FTC Offers Broad Interpretation (Extending All The Way To Twitter) Of Its Endorsement Guides
People who endorse marketers for a fee on Twitter could disclose the payment by adding a hashtag like "#paid ad" or "#ad" to their tweets, the Federal Trade Commission said this week. That was just one piece of new advice from the FTC about how to interpret its revised guides to testimonials and endorsements, issued last October.
The guides are not in themselves enforceable, but indicate the type of activity the FTC will consider deceptive. They specifed that bloggers should reveal "material connections" to marketers -- including the receipt of free review copies -- when consumers would be surprised to learn of the connections.
This week, the FTC published additional material about the guides, including answers to frequently asked questions. One of the questions addressed concerned how Web users could make adequate disclosures on Twitter, where posts are limited to 140 characters. The FTC suggested using a hashtag like "#paid ad," noting that it only required eight characters. (The FTC incuded the space in its suggested hashtag.)
The FTC also reiterated this week that its focus is on advertisers, not bloggers. The agency says it has no intention of monitoring bloggers; even if they come to its attention. Instead, the commission says, its focus "will be on advertisers, not endorsers -- just as it's always been."
The new advice typically suggests that people resolve any ambiguities by making more rather than fewer disclosures. For instance, one question considers whether individuals who say on Facebook that they work for a company must also make disclosures when they tout that company's products. The FTC says that doing so is "a good idea."

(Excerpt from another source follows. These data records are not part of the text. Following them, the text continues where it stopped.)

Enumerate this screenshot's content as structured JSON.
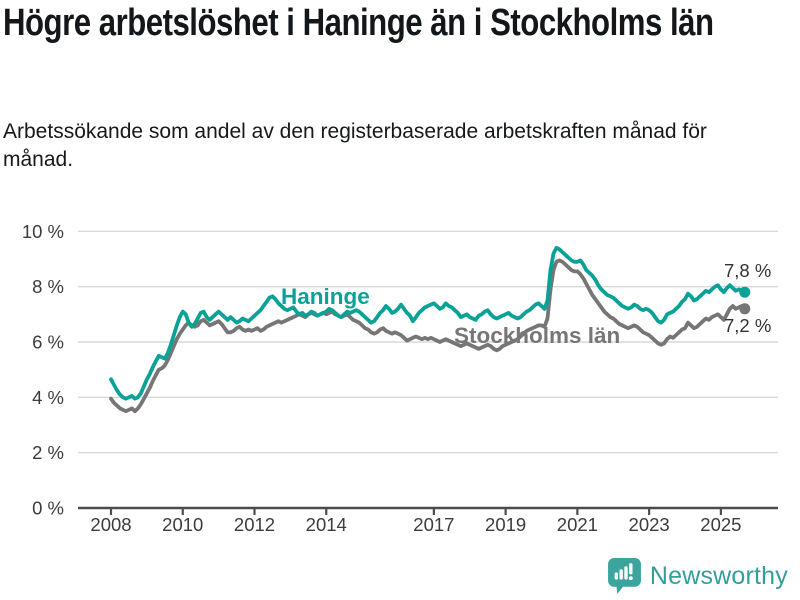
{
  "header": {
    "title": "Högre arbetslöshet i Haninge än i Stockholms län",
    "subtitle": "Arbetssökande som andel av den registerbaserade arbetskraften månad för månad."
  },
  "chart_data": {
    "type": "line",
    "x_start_year": 2008,
    "x_end": "2025-09",
    "points_per_year": 12,
    "ylim": [
      0,
      10
    ],
    "grid": "horizontal",
    "ytick_values": [
      0,
      2,
      4,
      6,
      8,
      10
    ],
    "ytick_labels": [
      "0 %",
      "2 %",
      "4 %",
      "6 %",
      "8 %",
      "10 %"
    ],
    "xtick_values": [
      2008,
      2010,
      2012,
      2014,
      2017,
      2019,
      2021,
      2023,
      2025
    ],
    "xtick_labels": [
      "2008",
      "2010",
      "2012",
      "2014",
      "2017",
      "2019",
      "2021",
      "2023",
      "2025"
    ],
    "series": [
      {
        "name": "Haninge",
        "color": "#0aa296",
        "end_label": "7,8 %",
        "values": [
          4.65,
          4.45,
          4.25,
          4.1,
          4.0,
          3.95,
          4.0,
          4.05,
          3.95,
          4.0,
          4.15,
          4.4,
          4.65,
          4.85,
          5.1,
          5.3,
          5.5,
          5.45,
          5.4,
          5.6,
          5.9,
          6.25,
          6.6,
          6.9,
          7.1,
          7.0,
          6.7,
          6.55,
          6.65,
          6.85,
          7.05,
          7.1,
          6.9,
          6.8,
          6.9,
          7.0,
          7.1,
          7.0,
          6.9,
          6.8,
          6.9,
          6.8,
          6.7,
          6.75,
          6.85,
          6.8,
          6.75,
          6.85,
          6.95,
          7.05,
          7.15,
          7.3,
          7.45,
          7.6,
          7.65,
          7.55,
          7.4,
          7.3,
          7.2,
          7.15,
          7.2,
          7.25,
          7.1,
          7.0,
          7.05,
          6.95,
          7.0,
          7.1,
          7.05,
          6.95,
          7.0,
          7.05,
          7.1,
          7.2,
          7.15,
          7.05,
          6.95,
          6.9,
          7.0,
          7.1,
          7.05,
          7.1,
          7.15,
          7.1,
          7.0,
          6.9,
          6.8,
          6.7,
          6.75,
          6.9,
          7.05,
          7.15,
          7.3,
          7.2,
          7.05,
          7.1,
          7.2,
          7.35,
          7.2,
          7.05,
          6.95,
          6.75,
          6.9,
          7.05,
          7.15,
          7.25,
          7.3,
          7.35,
          7.4,
          7.3,
          7.2,
          7.25,
          7.4,
          7.3,
          7.25,
          7.15,
          7.05,
          6.9,
          6.95,
          7.0,
          6.9,
          6.85,
          6.8,
          6.95,
          7.0,
          7.1,
          7.15,
          7.0,
          6.9,
          6.85,
          6.9,
          6.95,
          7.0,
          7.05,
          6.95,
          6.9,
          6.85,
          6.9,
          7.0,
          7.1,
          7.15,
          7.25,
          7.35,
          7.4,
          7.3,
          7.2,
          7.5,
          8.6,
          9.2,
          9.4,
          9.35,
          9.25,
          9.15,
          9.05,
          8.95,
          8.9,
          8.9,
          8.95,
          8.8,
          8.6,
          8.5,
          8.4,
          8.25,
          8.05,
          7.9,
          7.8,
          7.7,
          7.65,
          7.6,
          7.5,
          7.4,
          7.3,
          7.25,
          7.2,
          7.25,
          7.35,
          7.3,
          7.2,
          7.15,
          7.2,
          7.15,
          7.05,
          6.9,
          6.75,
          6.7,
          6.8,
          7.0,
          7.05,
          7.1,
          7.2,
          7.3,
          7.45,
          7.55,
          7.75,
          7.65,
          7.5,
          7.55,
          7.65,
          7.75,
          7.85,
          7.8,
          7.9,
          8.0,
          8.05,
          7.9,
          7.8,
          7.95,
          8.05,
          7.95,
          7.85,
          7.9,
          7.85,
          7.8
        ]
      },
      {
        "name": "Stockholms län",
        "color": "#767676",
        "end_label": "7,2 %",
        "values": [
          3.95,
          3.8,
          3.7,
          3.6,
          3.55,
          3.5,
          3.55,
          3.6,
          3.5,
          3.6,
          3.75,
          3.95,
          4.15,
          4.35,
          4.6,
          4.8,
          5.0,
          5.05,
          5.15,
          5.35,
          5.6,
          5.85,
          6.1,
          6.3,
          6.45,
          6.6,
          6.7,
          6.6,
          6.55,
          6.6,
          6.75,
          6.8,
          6.7,
          6.6,
          6.65,
          6.7,
          6.75,
          6.65,
          6.5,
          6.35,
          6.35,
          6.4,
          6.5,
          6.55,
          6.45,
          6.4,
          6.45,
          6.4,
          6.45,
          6.5,
          6.4,
          6.45,
          6.55,
          6.6,
          6.65,
          6.7,
          6.75,
          6.7,
          6.75,
          6.8,
          6.85,
          6.9,
          6.95,
          7.0,
          6.95,
          6.9,
          7.0,
          7.05,
          7.0,
          6.95,
          7.0,
          7.05,
          7.0,
          7.05,
          7.1,
          7.0,
          6.95,
          6.9,
          6.95,
          7.0,
          6.9,
          6.8,
          6.75,
          6.7,
          6.6,
          6.5,
          6.45,
          6.35,
          6.3,
          6.35,
          6.45,
          6.5,
          6.4,
          6.35,
          6.3,
          6.35,
          6.3,
          6.25,
          6.15,
          6.05,
          6.1,
          6.15,
          6.2,
          6.15,
          6.1,
          6.15,
          6.1,
          6.15,
          6.1,
          6.05,
          6.0,
          6.05,
          6.1,
          6.05,
          6.0,
          5.95,
          5.9,
          5.85,
          5.9,
          5.95,
          5.9,
          5.85,
          5.8,
          5.75,
          5.8,
          5.85,
          5.9,
          5.85,
          5.75,
          5.7,
          5.75,
          5.85,
          5.9,
          5.95,
          6.0,
          6.05,
          6.1,
          6.2,
          6.3,
          6.4,
          6.45,
          6.5,
          6.55,
          6.6,
          6.6,
          6.55,
          6.85,
          7.9,
          8.6,
          8.9,
          8.95,
          8.9,
          8.8,
          8.7,
          8.6,
          8.55,
          8.55,
          8.45,
          8.3,
          8.1,
          7.9,
          7.7,
          7.55,
          7.4,
          7.25,
          7.1,
          7.0,
          6.9,
          6.85,
          6.75,
          6.65,
          6.6,
          6.55,
          6.5,
          6.55,
          6.6,
          6.55,
          6.45,
          6.35,
          6.3,
          6.25,
          6.15,
          6.05,
          5.95,
          5.9,
          5.95,
          6.1,
          6.2,
          6.15,
          6.25,
          6.35,
          6.45,
          6.5,
          6.7,
          6.6,
          6.5,
          6.55,
          6.65,
          6.75,
          6.85,
          6.8,
          6.9,
          6.95,
          7.0,
          6.9,
          6.8,
          7.0,
          7.2,
          7.3,
          7.2,
          7.25,
          7.3,
          7.2
        ]
      }
    ]
  },
  "footer": {
    "brand": "Newsworthy",
    "colors": {
      "logo_teal": "#3ba49d",
      "text_teal": "#31a09a"
    }
  }
}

In addition, the FTC suggests that even token perks, like $1 coupons, should be disclosed. "While getting one item that's not very valuable for free may not affect the credibility of what you say, sometimes continually getting free stuff from an advertiser or multiple advertisers is enough to suggest an expectation of future benefits from positive reviews," the commission says.
When the guides came out last year, some industry observers criticized them for treating bloggers differently than writers for more traditional media. For instance, while the FTC recommended that bloggers tell readers about the receipt of free review copies, the agency didn't recommend that newspapers, magazines or Internet news sites make similar disclosures.
The FTC continues to make that distinction in its new document, on the theory that consumers have different expectations for blogs than news media. "For a review in a newspaper, on TV or on a website with similar content, it's usually clear to the audience that the reviewer didn't buy the product being reviewed," the FTC says. "But on a personal blog, a social networking page, or in similar media, the reader may not expect the reviewer to have a relationship with the company whose products are mentioned."
But the FTC doesn't spell out why it believes that consumers make different assumptions about reviews depending on where they appear -- an omission that troubles some observers like Santa Clara University law professor Eric Goldman. "It's an empirical statement that they have no support for," he says.
Jeff Greenbaum, an advertising and marketing lawyer with Frankfurt Kurnit Klein & Selz, adds that marketers who were awaiting additional guidance might be "surprised, and perhaps even disappointed," by the FTC's latest advice. "One of the major concerns that people had about the guides was that any time you provided a free product to a blogger, disclosure would be required," he says. The new material "really reinforces the FTC's position that almost anything you provide to a blogger will require disclosure."